Reagan described his own victimization to a pair of FBI agents who were piecing together an official picture of the assassination attempt. They were among a stream of visitors who made Reagan's schedule seem chockablock with appointments. Said Hospital Spokesman Dr. Dennis O'Leary: "He likes visitors more than his doctors do." Baker, Deaver and Meese arrived together at 7:15 every morning and spent 15 or 20 minutes supplying a distilled overview of the day's business. Nancy Reagan arrived in time for lunch, and remained at the hospital until 9 at night, slipping in and out between meetings and medical tests. In all, the President received about two dozen well-wishers last week, including Daughter Maureen. Reagan will miss her wedding if it is held as scheduled in Los Angeles next week; meanwhile, he has postponed a state visit to Mexico set for a few days later.

Especially worrisome to Reagan's lieutenants, however, is his absence from the battle for the Administration's economic program. The President was to have gone on the hustings this spring, in state legislatures and citizens' meetings, rounding up popular support for his proposed budget and tax cuts. His convalescence has scrubbed what would have been the campaign's canny opening salvo--Reagan appealing on network television for the tax cut, just as taxes came due. Said one political adviser: "There is no question we are handicapped with the President laid up." The most prominent surrogate campaigner available is Vice President George Bush, who substituted for Reagan in announcing a White House plan to ease air-quality and safety regulations on automobiles (see ECONOMY & BUSINESS). But Bush is no match for his boss as a political salesman. Said one uncharitable White House aide: "I forgot how miserable Bush is on television. He's got all the punch of Jerry Ford."

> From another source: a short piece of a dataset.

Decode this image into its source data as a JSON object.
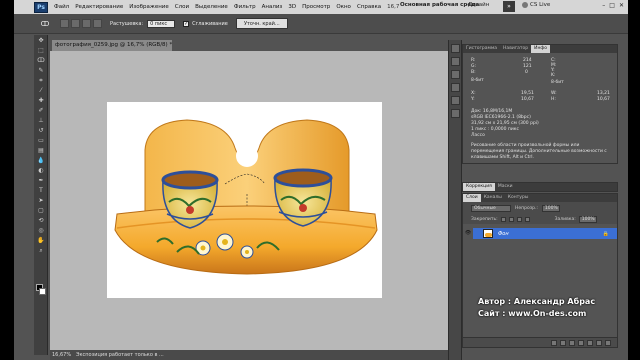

Charismatic or not, Bush continued to acquire respect within the White House as a consummate team player. Said one Reagan intimate: "He has enhanced himself. He didn't rub anybody the wrong way." Indeed, Bush has scrupulously avoided filling in for Reagan when to do so might smack of usurpation: for instance, he sits in his own chair--not the President's--at Cabinet meetings. Nonetheless, Bush has remained unusually well apprised of national security details since Reagan's shooting--more current, in fact, than the hospital-bound President.

Reagan's fellow victims were also on their separate roads to recovery. Secret Service Agent Timothy McCarthy left the hospital headed for a month's R. and R. in Acapulco. Washington Policeman Thomas Delahanty was not seriously wounded in the shooting. But surgeons last week removed a bullet from his neck, necessitating a longer hospital stay. Delahanty had his homecoming Saturday.

Presidential Press Secretary James Brady, the most gravely injured, was able to sit up and converse last week, doctors said, but may require a year to recuperate. His doctors hope that he will recover the "majority" of his mental capacity and 90% of his physical. But they worry about a "flattening" of his personality, since the bullet partly lobotomized Brady's brain. Said Dr. O'Leary: "It is possible he could walk with a cane. We do not," he added, "expect miracles."

The President, thanks to his remarkable physical constitution, has apparently been spared complications. Besides the six-inch scar on his left side, Reagan's only hospital vestige will be a bill--to be paid by insurance for federal employees injured on the job. --By Kurt Anderson.